Japa
- Pronunciation: /dʒæpə/
- Origin: Yoruba language
- Meaning: To escape, flee, or disappear quickly

= Japa (slang) =

Nigerian slang

Japa (/jɑːkpə/) is a Yoruba language word used as a Nigerian slang term that has gained widespread usage among Nigerian youths. The term is used to describe the act of escaping, fleeing, or disappearing quickly from a situation, often in a hasty and urgent manner. It is a combination of two words to form a word, Já means (break), Pa means (away).

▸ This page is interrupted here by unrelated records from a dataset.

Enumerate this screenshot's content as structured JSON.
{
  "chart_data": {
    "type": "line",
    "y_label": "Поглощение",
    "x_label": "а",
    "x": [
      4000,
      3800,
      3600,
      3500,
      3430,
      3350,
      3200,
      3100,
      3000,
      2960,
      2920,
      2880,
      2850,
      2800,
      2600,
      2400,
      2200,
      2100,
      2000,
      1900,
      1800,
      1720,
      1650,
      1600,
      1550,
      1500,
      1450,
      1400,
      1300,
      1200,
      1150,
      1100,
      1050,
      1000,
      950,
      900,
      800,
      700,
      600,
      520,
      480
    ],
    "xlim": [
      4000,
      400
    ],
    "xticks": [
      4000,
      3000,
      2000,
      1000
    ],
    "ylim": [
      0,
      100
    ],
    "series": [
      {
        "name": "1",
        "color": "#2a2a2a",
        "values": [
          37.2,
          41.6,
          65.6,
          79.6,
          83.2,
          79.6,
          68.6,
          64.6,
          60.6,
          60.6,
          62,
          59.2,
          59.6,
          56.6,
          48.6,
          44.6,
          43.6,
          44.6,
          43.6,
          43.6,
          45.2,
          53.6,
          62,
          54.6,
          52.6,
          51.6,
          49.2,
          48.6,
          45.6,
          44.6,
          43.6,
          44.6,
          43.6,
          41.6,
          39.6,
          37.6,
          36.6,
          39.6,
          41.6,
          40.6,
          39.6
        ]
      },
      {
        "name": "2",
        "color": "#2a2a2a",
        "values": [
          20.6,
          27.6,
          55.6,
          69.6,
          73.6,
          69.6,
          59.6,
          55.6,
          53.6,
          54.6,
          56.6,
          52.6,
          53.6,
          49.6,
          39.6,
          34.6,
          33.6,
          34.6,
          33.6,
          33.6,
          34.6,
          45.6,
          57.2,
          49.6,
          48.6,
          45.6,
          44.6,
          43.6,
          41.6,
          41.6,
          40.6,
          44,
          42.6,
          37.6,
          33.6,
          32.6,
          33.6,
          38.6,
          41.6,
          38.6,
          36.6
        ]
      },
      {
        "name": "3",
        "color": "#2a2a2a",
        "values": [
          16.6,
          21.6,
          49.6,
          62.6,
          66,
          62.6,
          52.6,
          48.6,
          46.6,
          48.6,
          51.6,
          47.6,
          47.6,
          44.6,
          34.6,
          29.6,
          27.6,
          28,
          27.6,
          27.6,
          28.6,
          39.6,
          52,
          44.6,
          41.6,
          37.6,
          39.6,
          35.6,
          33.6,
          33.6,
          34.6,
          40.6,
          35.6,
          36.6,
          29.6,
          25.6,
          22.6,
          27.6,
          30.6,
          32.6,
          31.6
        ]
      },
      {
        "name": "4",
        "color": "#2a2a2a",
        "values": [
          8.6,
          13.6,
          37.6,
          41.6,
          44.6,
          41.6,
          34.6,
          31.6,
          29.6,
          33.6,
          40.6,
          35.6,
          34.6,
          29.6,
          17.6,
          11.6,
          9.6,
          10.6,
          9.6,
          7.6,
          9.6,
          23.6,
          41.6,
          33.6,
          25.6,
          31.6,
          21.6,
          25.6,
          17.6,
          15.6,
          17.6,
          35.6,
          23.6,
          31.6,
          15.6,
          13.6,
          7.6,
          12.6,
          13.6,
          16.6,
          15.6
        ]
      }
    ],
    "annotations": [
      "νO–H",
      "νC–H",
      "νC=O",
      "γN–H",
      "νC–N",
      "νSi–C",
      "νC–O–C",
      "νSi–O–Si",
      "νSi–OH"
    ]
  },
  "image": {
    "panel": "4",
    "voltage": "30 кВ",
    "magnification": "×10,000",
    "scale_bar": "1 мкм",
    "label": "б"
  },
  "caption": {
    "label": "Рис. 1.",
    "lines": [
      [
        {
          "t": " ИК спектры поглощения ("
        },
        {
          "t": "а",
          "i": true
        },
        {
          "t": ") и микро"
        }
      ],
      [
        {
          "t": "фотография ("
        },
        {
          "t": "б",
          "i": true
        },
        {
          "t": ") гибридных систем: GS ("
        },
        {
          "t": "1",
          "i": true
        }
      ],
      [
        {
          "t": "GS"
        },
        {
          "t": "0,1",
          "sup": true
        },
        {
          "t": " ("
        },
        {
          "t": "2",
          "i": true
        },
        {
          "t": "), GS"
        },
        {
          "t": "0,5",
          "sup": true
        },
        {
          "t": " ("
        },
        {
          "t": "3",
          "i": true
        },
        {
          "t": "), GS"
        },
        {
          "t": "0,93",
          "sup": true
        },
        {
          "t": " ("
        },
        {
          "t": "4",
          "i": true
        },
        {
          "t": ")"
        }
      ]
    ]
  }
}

Japa also refers to emigrating from one’s home country, often Nigeria, to a more developed nation in pursuit of better opportunities and a higher quality of life, commonly described as seeking "greener pastures."

== Etymology ==
The term Japa was originated from the Yoruba language, one of the major languages spoken in Nigeria. In Yoruba, Japa loosely translates to "run away" or "escape." Over time, the term found its way into Nigerian slang and has become a colloquial expression used to convey the idea of swift and evasive action. It was popularized in 2020 after Naira Marley, a Nigeria singer, released his single titled "Japa".

== Usage ==
The term Japa is commonly used in various contexts to describe a rapid departure from a place, situation, or circumstance. It is often employed humorously and is prevalent in discussions related to avoiding trouble, danger, or undesirable encounters. The usage of "Japa" reflects the resourcefulness and adaptability of Nigerian youth in navigating challenging situations.

== Cultural impact ==
Japa has become a notable element of Nigerian pop culture, frequently appearing in music lyrics, movies, and social media conversations. The term's popularity has extended beyond Nigeria's borders, with Nigerian diaspora communities also adopting it as part of their linguistic repertoire.

== Examples ==
- "I heard the party got raided by the police, so we all had to japa before they got there."
- "The traffic was so bad that I decided to japa and take a different route."